CBMs usually optimize a **multi-objective loss**:

$$\mathcal{L} = \lambda_c\,\mathcal{L}_{concept} + \lambda_y\,\mathcal{L}_{task}$$

Where:
- $\mathcal{L}_{concept} = \ell(\hat{C}, C)$
- $\mathcal{L}_{task} = \ell(\hat{Y}, Y)$

## 3. Gradient Flow (Critical Insight)

The total gradient wrt concept parameters $\theta$ is:

$$\nabla_\theta \mathcal{L} = \lambda_c\nabla_\theta \mathcal{L}_{concept} + \lambda_y\nabla_{\hat{C}} \mathcal{L}_{task} \cdot \nabla_\theta \hat{C}$$

This explains **why CBMs are unstable** if losses are unbalanced.
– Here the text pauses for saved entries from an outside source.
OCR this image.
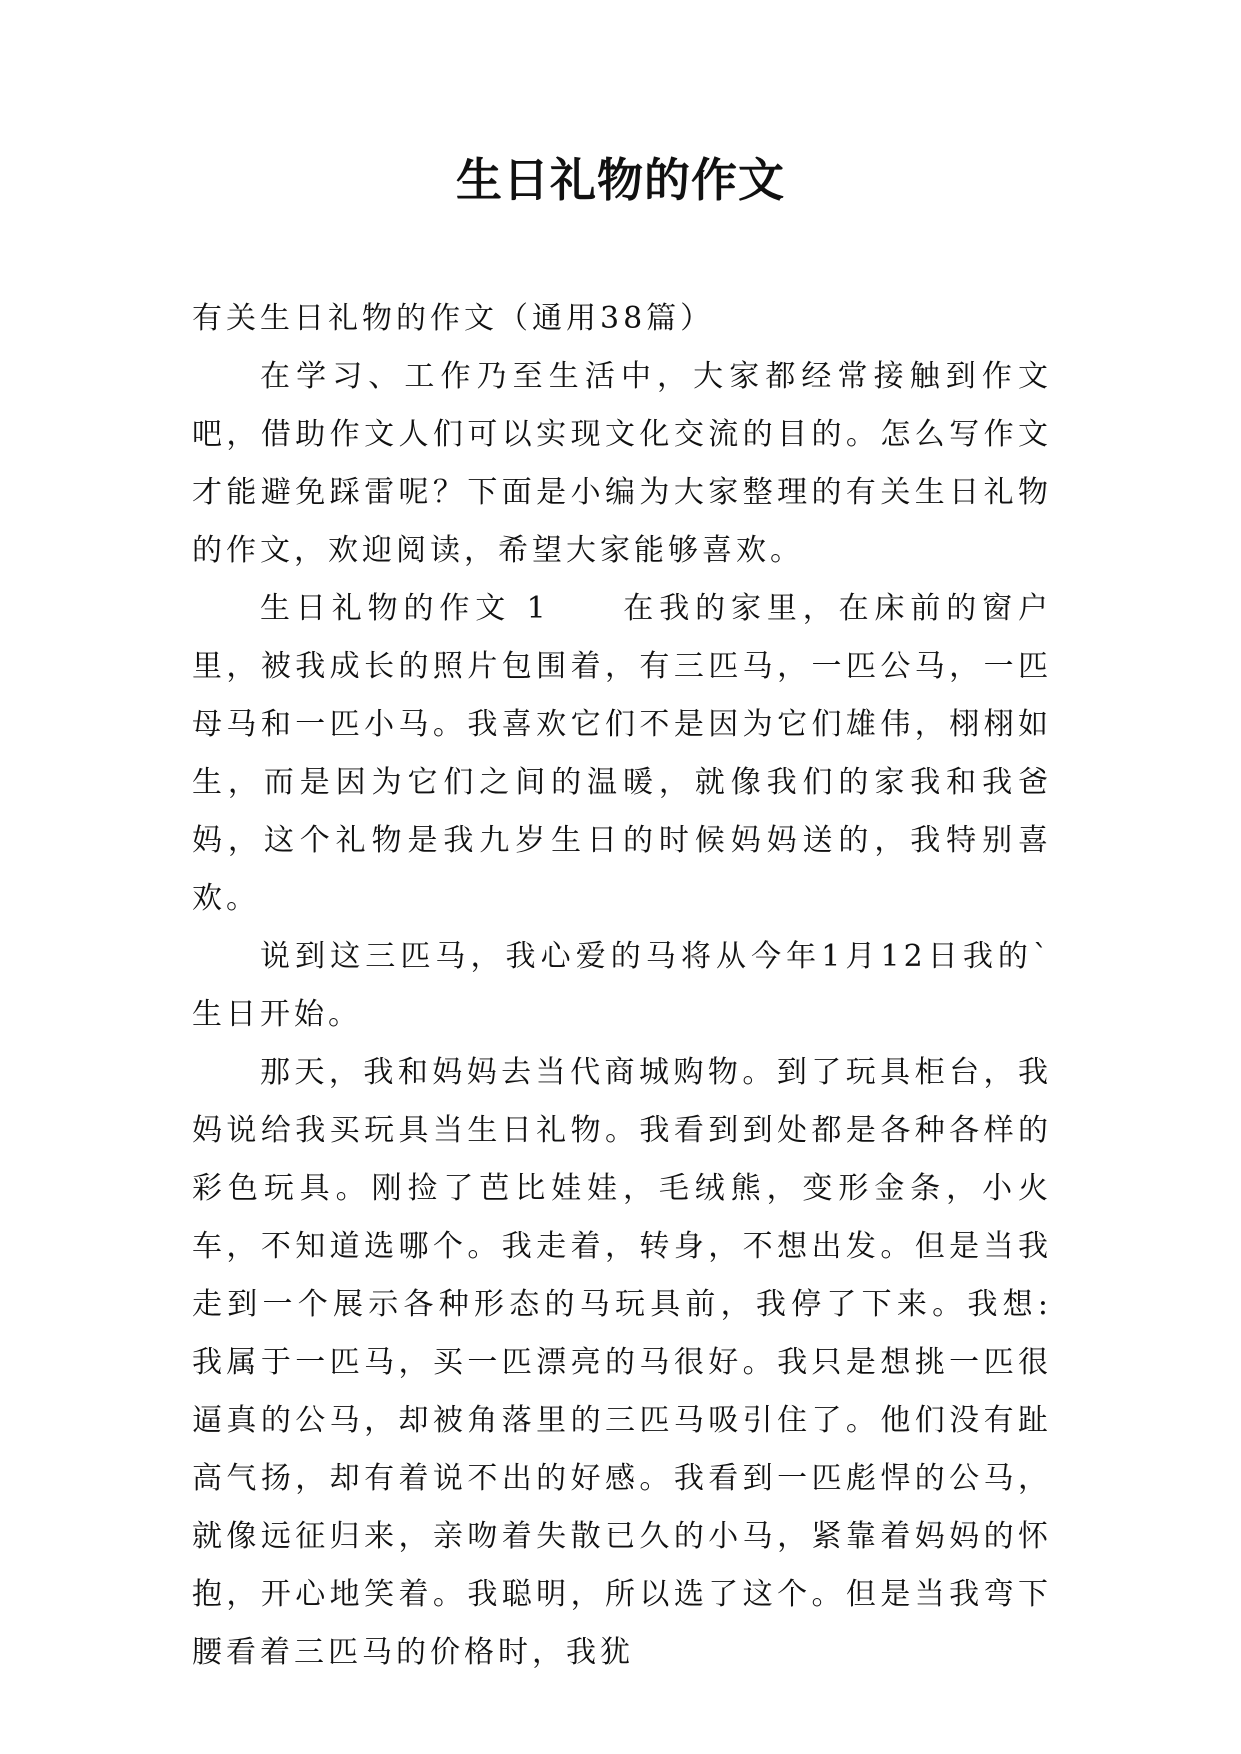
生日礼物的作文

有关生日礼物的作文（通用38篇）

在学习、工作乃至生活中，大家都经常接触到作文吧，借助作文人们可以实现文化交流的目的。怎么写作文才能避免踩雷呢？下面是小编为大家整理的有关生日礼物的作文，欢迎阅读，希望大家能够喜欢。

生日礼物的作文 1　　在我的家里，在床前的窗户里，被我成长的照片包围着，有三匹马，一匹公马，一匹母马和一匹小马。我喜欢它们不是因为它们雄伟，栩栩如生，而是因为它们之间的温暖，就像我们的家我和我爸妈，这个礼物是我九岁生日的时候妈妈送的，我特别喜欢。

说到这三匹马，我心爱的马将从今年1月12日我的`生日开始。

那天，我和妈妈去当代商城购物。到了玩具柜台，我妈说给我买玩具当生日礼物。我看到到处都是各种各样的彩色玩具。刚捡了芭比娃娃，毛绒熊，变形金条，小火车，不知道选哪个。我走着，转身，不想出发。但是当我走到一个展示各种形态的马玩具前，我停了下来。我想:我属于一匹马，买一匹漂亮的马很好。我只是想挑一匹很逼真的公马，却被角落里的三匹马吸引住了。他们没有趾高气扬，却有着说不出的好感。我看到一匹彪悍的公马，就像远征归来，亲吻着失散已久的小马，紧靠着妈妈的怀抱，开心地笑着。我聪明，所以选了这个。但是当我弯下腰看着三匹马的价格时，我犹
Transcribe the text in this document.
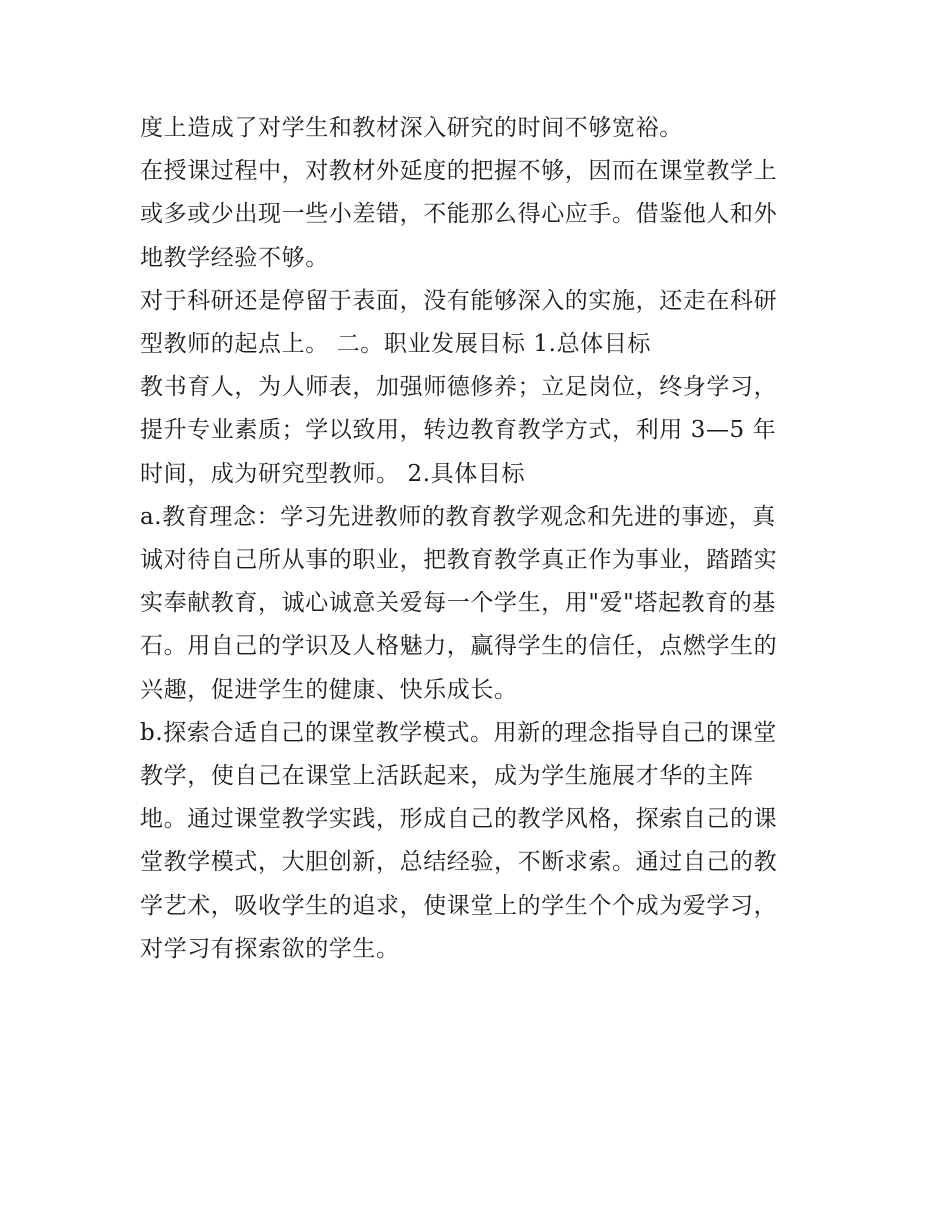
度上造成了对学生和教材深入研究的时间不够宽裕。

在授课过程中，对教材外延度的把握不够，因而在课堂教学上

或多或少出现一些小差错，不能那么得心应手。借鉴他人和外

地教学经验不够。

对于科研还是停留于表面，没有能够深入的实施，还走在科研

型教师的起点上。 二。职业发展目标 1.总体目标

教书育人，为人师表，加强师德修养；立足岗位，终身学习，

提升专业素质；学以致用，转边教育教学方式，利用 3—5 年

时间，成为研究型教师。 2.具体目标

a.教育理念：学习先进教师的教育教学观念和先进的事迹，真

诚对待自己所从事的职业，把教育教学真正作为事业，踏踏实

实奉献教育，诚心诚意关爱每一个学生，用"爱"塔起教育的基

石。用自己的学识及人格魅力，赢得学生的信任，点燃学生的

兴趣，促进学生的健康、快乐成长。

b.探索合适自己的课堂教学模式。用新的理念指导自己的课堂

教学，使自己在课堂上活跃起来，成为学生施展才华的主阵

地。通过课堂教学实践，形成自己的教学风格，探索自己的课

堂教学模式，大胆创新，总结经验，不断求索。通过自己的教

学艺术，吸收学生的追求，使课堂上的学生个个成为爱学习，

对学习有探索欲的学生。
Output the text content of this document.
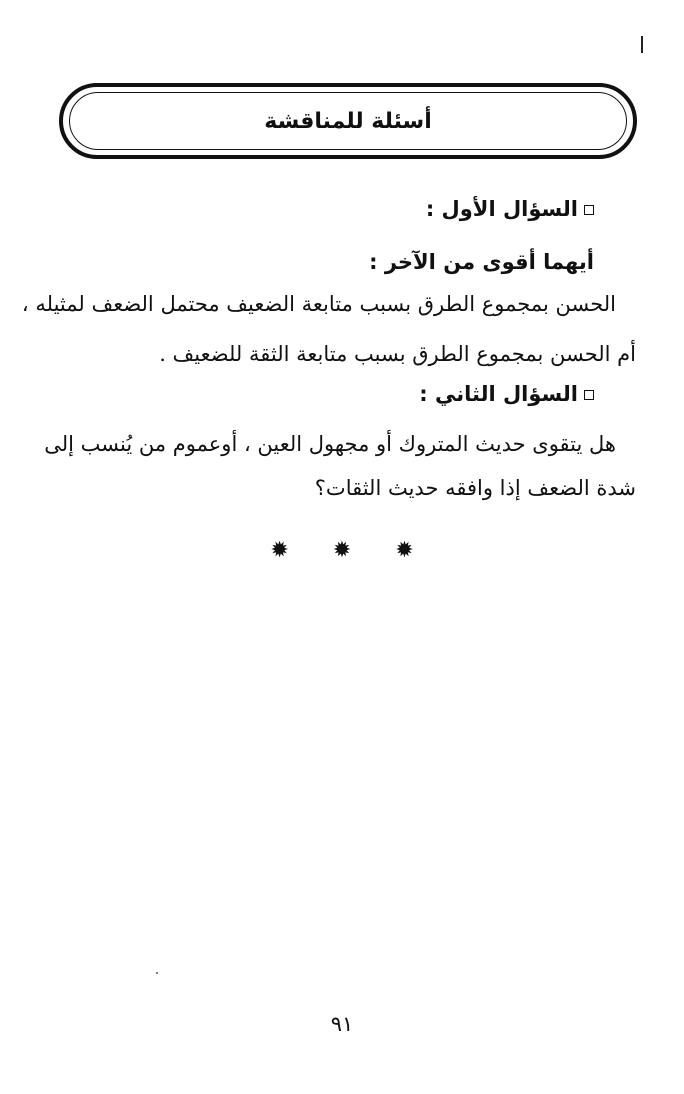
أسئلة للمناقشة
السؤال الأول :
أيهما أقوى من الآخر :
الحسن بمجموع الطرق بسبب متابعة الضعيف محتمل الضعف لمثيله ،
أم الحسن بمجموع الطرق بسبب متابعة الثقة للضعيف .
السؤال الثاني :
هل يتقوى حديث المتروك أو مجهول العين ، أوعموم من يُنسب إلى
شدة الضعف إذا وافقه حديث الثقات؟
✹ ✹ ✹
٩١
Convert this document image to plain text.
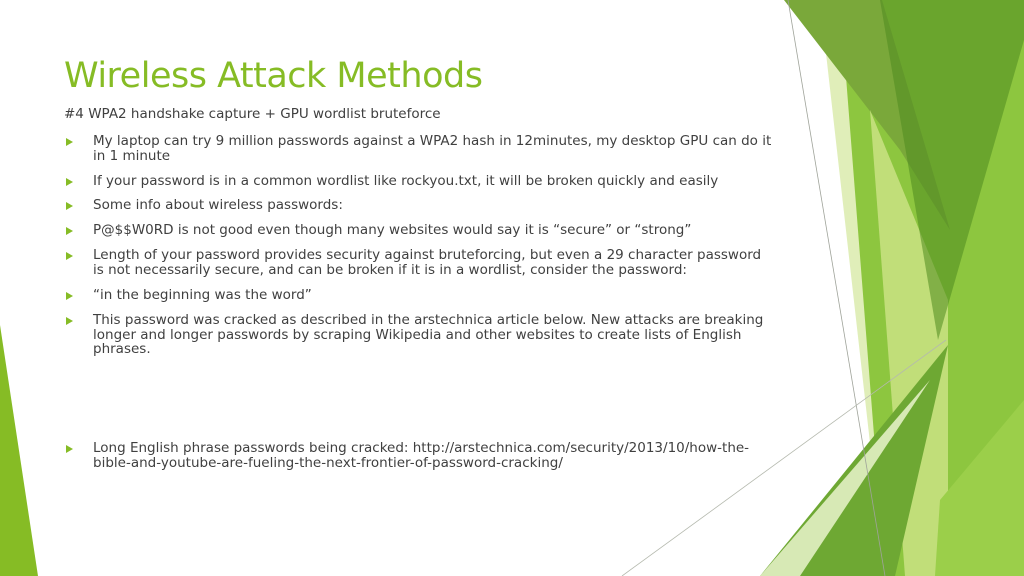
Wireless Attack Methods

#4 WPA2 handshake capture + GPU wordlist bruteforce

My laptop can try 9 million passwords against a WPA2 hash in 12minutes, my desktop GPU can do it in 1 minute
If your password is in a common wordlist like rockyou.txt, it will be broken quickly and easily
Some info about wireless passwords:
P@$$W0RD is not good even though many websites would say it is “secure” or “strong”
Length of your password provides security against bruteforcing, but even a 29 character password is not necessarily secure, and can be broken if it is in a wordlist, consider the password:
“in the beginning was the word”
This password was cracked as described in the arstechnica article below. New attacks are breaking longer and longer passwords by scraping Wikipedia and other websites to create lists of English phrases.
Long English phrase passwords being cracked: http://arstechnica.com/security/2013/10/how-the-bible-and-youtube-are-fueling-the-next-frontier-of-password-cracking/
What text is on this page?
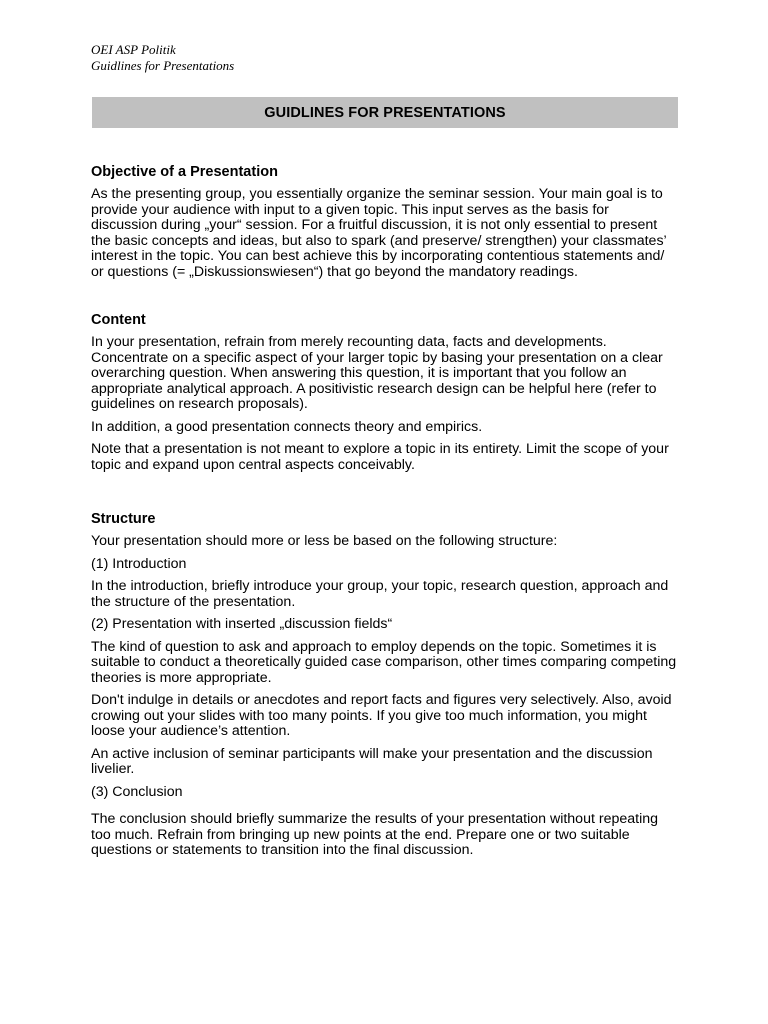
OEI ASP Politik
Guidlines for Presentations
GUIDLINES FOR PRESENTATIONS
Objective of a Presentation

As the presenting group, you essentially organize the seminar session. Your main goal is to provide your audience with input to a given topic. This input serves as the basis for discussion during „your“ session. For a fruitful discussion, it is not only essential to present the basic concepts and ideas, but also to spark (and preserve/ strengthen) your classmates’ interest in the topic. You can best achieve this by incorporating contentious statements and/ or questions (= „Diskussionswiesen“) that go beyond the mandatory readings.

Content

In your presentation, refrain from merely recounting data, facts and developments. Concentrate on a specific aspect of your larger topic by basing your presentation on a clear overarching question. When answering this question, it is important that you follow an appropriate analytical approach. A positivistic research design can be helpful here (refer to guidelines on research proposals).

In addition, a good presentation connects theory and empirics.

Note that a presentation is not meant to explore a topic in its entirety. Limit the scope of your topic and expand upon central aspects conceivably.

Structure

Your presentation should more or less be based on the following structure:

(1) Introduction

In the introduction, briefly introduce your group, your topic, research question, approach and the structure of the presentation.

(2) Presentation with inserted „discussion fields“

The kind of question to ask and approach to employ depends on the topic. Sometimes it is suitable to conduct a theoretically guided case comparison, other times comparing competing theories is more appropriate.

Don't indulge in details or anecdotes and report facts and figures very selectively. Also, avoid crowing out your slides with too many points. If you give too much information, you might loose your audience’s attention.

An active inclusion of seminar participants will make your presentation and the discussion livelier.

(3) Conclusion

The conclusion should briefly summarize the results of your presentation without repeating too much. Refrain from bringing up new points at the end. Prepare one or two suitable questions or statements to transition into the final discussion.
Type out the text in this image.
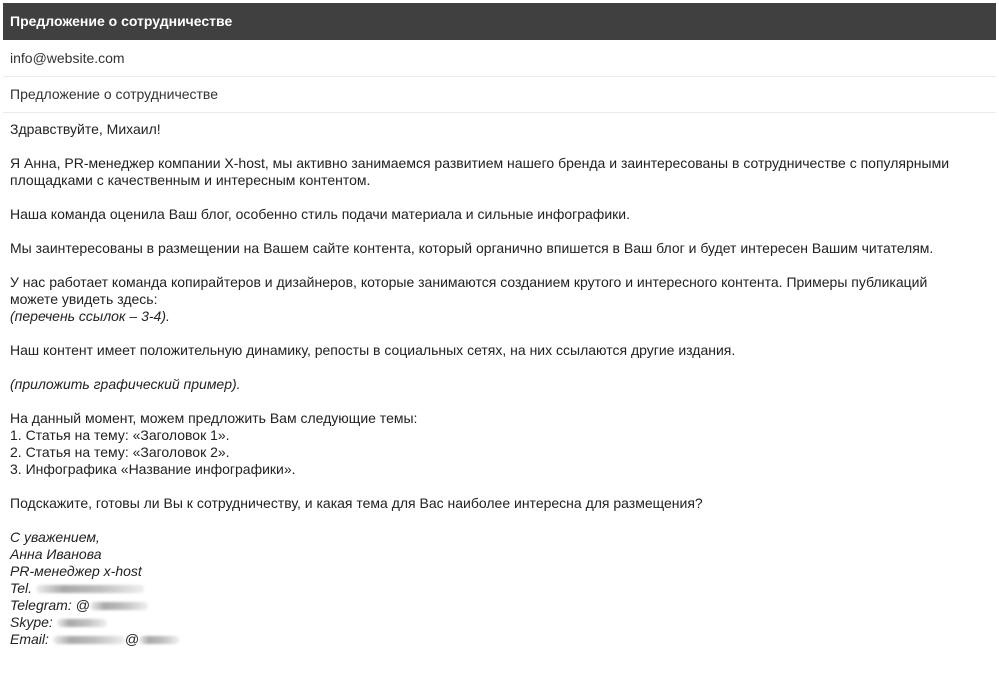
Предложение о сотрудничестве
info@website.com
Предложение о сотрудничестве

Здравствуйте, Михаил!

Я Анна, PR-менеджер компании X-host, мы активно занимаемся развитием нашего бренда и заинтересованы в сотрудничестве с популярными

площадками с качественным и интересным контентом.

Наша команда оценила Ваш блог, особенно стиль подачи материала и сильные инфографики.

Мы заинтересованы в размещении на Вашем сайте контента, который органично впишется в Ваш блог и будет интересен Вашим читателям.

У нас работает команда копирайтеров и дизайнеров, которые занимаются созданием крутого и интересного контента. Примеры публикаций

можете увидеть здесь:

(перечень ссылок – 3-4).

Наш контент имеет положительную динамику, репосты в социальных сетях, на них ссылаются другие издания.

(приложить графический пример).

На данный момент, можем предложить Вам следующие темы:

1. Статья на тему: «Заголовок 1».

2. Статья на тему: «Заголовок 2».

3. Инфографика «Название инфографики».

Подскажите, готовы ли Вы к сотрудничеству, и какая тема для Вас наиболее интересна для размещения?

С уважением,

Анна Иванова

PR-менеджер x-host

Tel.

Telegram: @

Skype:

Email:	@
## 4. Why Sequential Training Works

### Step 1: Train concepts
$$\min_\theta \mathcal{L}_{concept}$$

### Step 2: Freeze $g_\theta$, train classifier
$$\min_\phi \mathcal{L}_{task}(f_\phi(C))$$

✔ Concept purity
✘ No task feedback

## 5. Why Joint Training Helps (and Hurts)

Joint training allows task gradients to refine concepts, but:

- Concepts may drift
- Semantic meaning may degrade

This is the **core CBM trade-off**.

## 6. Common Failure Modes

- Concept leakage
- Shortcut learning
- Concept-task gradient conflict
- Over-regularized bottleneck

## 7. Research Insight

CBMs are best understood as **regularized latent-variable models with semantic constraints**.

The bottleneck is not just architectural — it is **optimization-sensitive**.